PPP-funded expenses are tax deductible – For most small to midsize companies, the centerpiece of the CARES Act (Covid-19 stimulus legislation enacted in March 2020) was the Paycheck Protection Program (PPP), whereby a business could apply for an SBA loan equal to roughly 2½ months payroll and, so long as the proceeds were used for qualifying costs (basically payroll, rent, utilities and mortgage interest, with some limitations), the business could then have that loan forgiven. Congress made clear in the legislation its intent that this would essentially be a tax-free grant. That intent notwithstanding, the IRS issued a notice in April 2020 that it intended to disallow the deduction for expenses paid with PPP funds; which is essentially a backdoor way of taxing the PPP proceeds. In CAA 2021, in a big win for businesses, Congress overrode the IRS and made clear that not only is the loan forgiveness not taxable, but also the expenses paid for with PPP funds are tax deductible. Some, but not all, states have followed suit.
2nd Draw PPP – CAA 2021 provides for a 2nd round of Paycheck Protection Program forgivable loans (up to $2 million per borrower). The rules for this round are, for the most part (with a few exceptions), very similar to the rules for the first round of PPP loans; the most important exception being that in order to be eligible for this 2nd draw your revenue for at least one quarter of 2020 must have been at least 25% less than your revenue for the corresponding quarter of 2019. Originally, the deadline to apply for 2nd draw PPP was March 31, 2021, but Congress has recently extended that to May 31, 2021.

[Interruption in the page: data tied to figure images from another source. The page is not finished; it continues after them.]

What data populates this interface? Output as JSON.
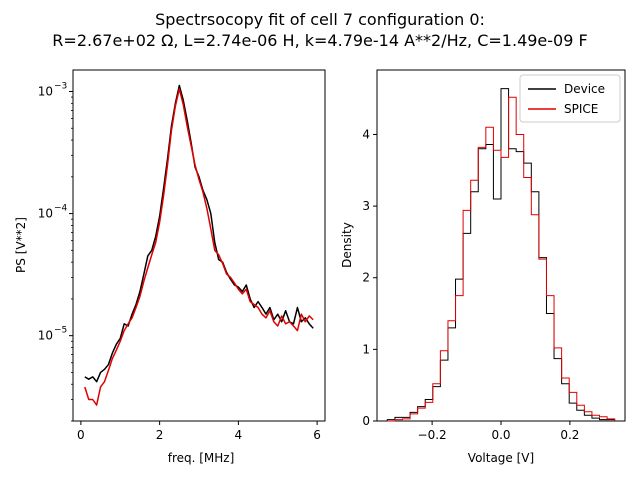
{
  "figure": {
    "title_line1": "Spectrsocopy fit of cell 7 configuration 0:",
    "title_line2": "R=2.67e+02 Ω, L=2.74e-06 H, k=4.79e-14 A**2/Hz, C=1.49e-09 F"
  },
  "colors": {
    "device": "#000000",
    "spice": "#e00000"
  },
  "chart_data": [
    {
      "type": "line",
      "title": "",
      "xlabel": "freq. [MHz]",
      "ylabel": "PS [V**2]",
      "xscale": "linear",
      "yscale": "log",
      "xlim": [
        -0.2,
        6.2
      ],
      "ylim": [
        2e-06,
        0.0015
      ],
      "xticks": [
        0,
        2,
        4,
        6
      ],
      "xtick_labels": [
        "0",
        "2",
        "4",
        "6"
      ],
      "yticks": [
        1e-05,
        0.0001,
        0.001
      ],
      "ytick_labels": [
        "10",
        "10",
        "10"
      ],
      "ytick_exponents": [
        "−5",
        "−4",
        "−3"
      ],
      "series": [
        {
          "name": "Device",
          "color": "#000000",
          "x": [
            0.1,
            0.2,
            0.3,
            0.4,
            0.5,
            0.6,
            0.7,
            0.8,
            0.9,
            1.0,
            1.1,
            1.2,
            1.3,
            1.4,
            1.5,
            1.6,
            1.7,
            1.8,
            1.9,
            2.0,
            2.1,
            2.2,
            2.3,
            2.4,
            2.5,
            2.6,
            2.7,
            2.8,
            2.9,
            3.0,
            3.1,
            3.2,
            3.3,
            3.4,
            3.5,
            3.6,
            3.7,
            3.8,
            3.9,
            4.0,
            4.1,
            4.2,
            4.3,
            4.4,
            4.5,
            4.6,
            4.7,
            4.8,
            4.9,
            5.0,
            5.1,
            5.2,
            5.3,
            5.4,
            5.5,
            5.6,
            5.7,
            5.8,
            5.9
          ],
          "y": [
            4.6e-06,
            4.4e-06,
            4.6e-06,
            4.2e-06,
            5e-06,
            5.3e-06,
            5.8e-06,
            7.2e-06,
            8.5e-06,
            9.5e-06,
            1.25e-05,
            1.2e-05,
            1.5e-05,
            1.8e-05,
            2.3e-05,
            3.2e-05,
            4.5e-05,
            5e-05,
            6.5e-05,
            9.5e-05,
            0.00016,
            0.00028,
            0.00052,
            0.0008,
            0.00112,
            0.00085,
            0.00058,
            0.00038,
            0.00024,
            0.0002,
            0.000155,
            0.00013,
            0.0001,
            5.8e-05,
            4.2e-05,
            4e-05,
            3.3e-05,
            2.9e-05,
            2.6e-05,
            2.5e-05,
            2.3e-05,
            2.6e-05,
            2e-05,
            1.7e-05,
            1.9e-05,
            1.7e-05,
            1.5e-05,
            1.7e-05,
            1.35e-05,
            1.5e-05,
            1.3e-05,
            1.6e-05,
            1.3e-05,
            1.25e-05,
            1.7e-05,
            1.3e-05,
            1.4e-05,
            1.25e-05,
            1.15e-05
          ]
        },
        {
          "name": "SPICE",
          "color": "#e00000",
          "x": [
            0.1,
            0.2,
            0.3,
            0.4,
            0.5,
            0.6,
            0.7,
            0.8,
            0.9,
            1.0,
            1.1,
            1.2,
            1.3,
            1.4,
            1.5,
            1.6,
            1.7,
            1.8,
            1.9,
            2.0,
            2.1,
            2.2,
            2.3,
            2.4,
            2.5,
            2.6,
            2.7,
            2.8,
            2.9,
            3.0,
            3.1,
            3.2,
            3.3,
            3.4,
            3.5,
            3.6,
            3.7,
            3.8,
            3.9,
            4.0,
            4.1,
            4.2,
            4.3,
            4.4,
            4.5,
            4.6,
            4.7,
            4.8,
            4.9,
            5.0,
            5.1,
            5.2,
            5.3,
            5.4,
            5.5,
            5.6,
            5.7,
            5.8,
            5.9
          ],
          "y": [
            3.8e-06,
            3e-06,
            3e-06,
            2.7e-06,
            3.8e-06,
            4.2e-06,
            5.2e-06,
            6.5e-06,
            7.6e-06,
            9e-06,
            1.1e-05,
            1.25e-05,
            1.4e-05,
            1.7e-05,
            2.1e-05,
            2.8e-05,
            3.6e-05,
            4.6e-05,
            5.8e-05,
            8.5e-05,
            0.00014,
            0.00025,
            0.00048,
            0.00076,
            0.00105,
            0.00078,
            0.00052,
            0.00036,
            0.00025,
            0.00019,
            0.00015,
            0.00011,
            7.5e-05,
            5e-05,
            4.6e-05,
            3.9e-05,
            3.2e-05,
            3e-05,
            2.7e-05,
            2.4e-05,
            2.2e-05,
            2.4e-05,
            1.9e-05,
            1.8e-05,
            1.7e-05,
            1.5e-05,
            1.4e-05,
            1.6e-05,
            1.3e-05,
            1.2e-05,
            1.45e-05,
            1.25e-05,
            1.3e-05,
            1.2e-05,
            1.1e-05,
            1.5e-05,
            1.3e-05,
            1.45e-05,
            1.35e-05
          ]
        }
      ]
    },
    {
      "type": "histogram",
      "title": "",
      "xlabel": "Voltage [V]",
      "ylabel": "Density",
      "xlim": [
        -0.36,
        0.36
      ],
      "ylim": [
        0,
        4.9
      ],
      "xticks": [
        -0.2,
        0.0,
        0.2
      ],
      "xtick_labels": [
        "−0.2",
        "0.0",
        "0.2"
      ],
      "yticks": [
        0,
        1,
        2,
        3,
        4
      ],
      "ytick_labels": [
        "0",
        "1",
        "2",
        "3",
        "4"
      ],
      "legend": {
        "position": "top-right",
        "entries": [
          "Device",
          "SPICE"
        ]
      },
      "series": [
        {
          "name": "Device",
          "color": "#000000",
          "edges": [
            -0.33,
            -0.308,
            -0.286,
            -0.264,
            -0.242,
            -0.22,
            -0.198,
            -0.176,
            -0.154,
            -0.132,
            -0.11,
            -0.088,
            -0.066,
            -0.044,
            -0.022,
            0.0,
            0.022,
            0.044,
            0.066,
            0.088,
            0.11,
            0.132,
            0.154,
            0.176,
            0.198,
            0.22,
            0.242,
            0.264,
            0.286,
            0.308,
            0.33
          ],
          "densities": [
            0.02,
            0.05,
            0.05,
            0.12,
            0.2,
            0.3,
            0.48,
            0.85,
            1.3,
            1.98,
            2.62,
            3.2,
            3.8,
            3.86,
            3.1,
            4.64,
            3.8,
            3.76,
            3.6,
            3.2,
            2.28,
            1.5,
            0.87,
            0.52,
            0.25,
            0.15,
            0.08,
            0.04,
            0.02,
            0.02
          ]
        },
        {
          "name": "SPICE",
          "color": "#e00000",
          "edges": [
            -0.33,
            -0.308,
            -0.286,
            -0.264,
            -0.242,
            -0.22,
            -0.198,
            -0.176,
            -0.154,
            -0.132,
            -0.11,
            -0.088,
            -0.066,
            -0.044,
            -0.022,
            0.0,
            0.022,
            0.044,
            0.066,
            0.088,
            0.11,
            0.132,
            0.154,
            0.176,
            0.198,
            0.22,
            0.242,
            0.264,
            0.286,
            0.308,
            0.33
          ],
          "densities": [
            0.0,
            0.02,
            0.03,
            0.1,
            0.18,
            0.26,
            0.52,
            0.98,
            1.4,
            1.75,
            2.94,
            3.36,
            3.82,
            4.1,
            3.78,
            3.68,
            4.52,
            4.0,
            3.4,
            2.88,
            2.26,
            1.75,
            1.02,
            0.6,
            0.4,
            0.22,
            0.13,
            0.08,
            0.06,
            0.03
          ]
        }
      ]
    }
  ]
}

Employee retention credit – Included in the CARES Act in March 2020 was the employee retention credit (ERC) whereby an employer (business or nonprofit organization) whose business was partially or fully suspended by orders from a governmental authority due to the Coronavirus or who had a substantial (50%) decline in revenue due to Coronavirus could claim a refundable payroll tax credit of up to 50% of qualified wages paid between March 12, 2020 and December 31, 2020. For employers with 100 or fewer full-time equivalent employees (based on 2019 average), qualified wages included up to $10,000 per employee; regardless of whether they were able to work. For employers with more than 100 full-time equivalent employees, the amount was further limited to being only those employees who were unable to work due to the shutdown. Employers accepting PPP funds were not eligible to claim the ERC. Since the PPP was, in general, more advantageous, the ERC was largely overlooked. CAA 2021, however, provides that you can claim the ERC even if you accepted a PPP loan; just not for the same costs. CAA 2021 extends the ERC through June 30, 2021 (later extended to December 31, 2021 by subsequent legislation), reduces the definition of substantial decline in revenue to 20% (beginning with Q4 2020 when compared to same quarter of 2019), increases the credit amount from 50% of qualified wages to 70% of qualified wages (effective 1/1/21), and increases the limit on qualified wages (1/1/21) from $10,000 per employee in total to $10,000 per employee per quarter (with the wage limitation being based on amounts paid each specific individual, not by dividing total wages by number of employees). With these enhancements (including the later extension to 12/31/21), the credit for 2020 and 2021 combined can potentially be as much as $33,000 per employee.
Rebate checks to individuals – Under the CARES Act (March 2020), subject to income limitations (phaseout begins at $75,000 for individuals and $150,000 for couples), persons who could not be claimed as a dependent on someone else’s income tax return were eligible to receive $1,200 ($2,400 for couples filing a joint return) plus $500 for each child. CAA 2021 provides for an additional $600 per person ($1,200 for couples filing a joint return) plus $600 per dependent child, based on the same income limitations as those which applied for the first round of stimulus checks.
Kenneth H. Bridges, CPA, PFS is a partner with Bridges & Dunn-Rankin, LLP, an Atlanta-based CPA firm.
This article is presented for educational and informational purposes only, and is not intended to constitute legal, tax or accounting advice. The article provides only a very general summary of complex rules. For advice on how these rules may apply to your specific situation, contact a professional tax advisor.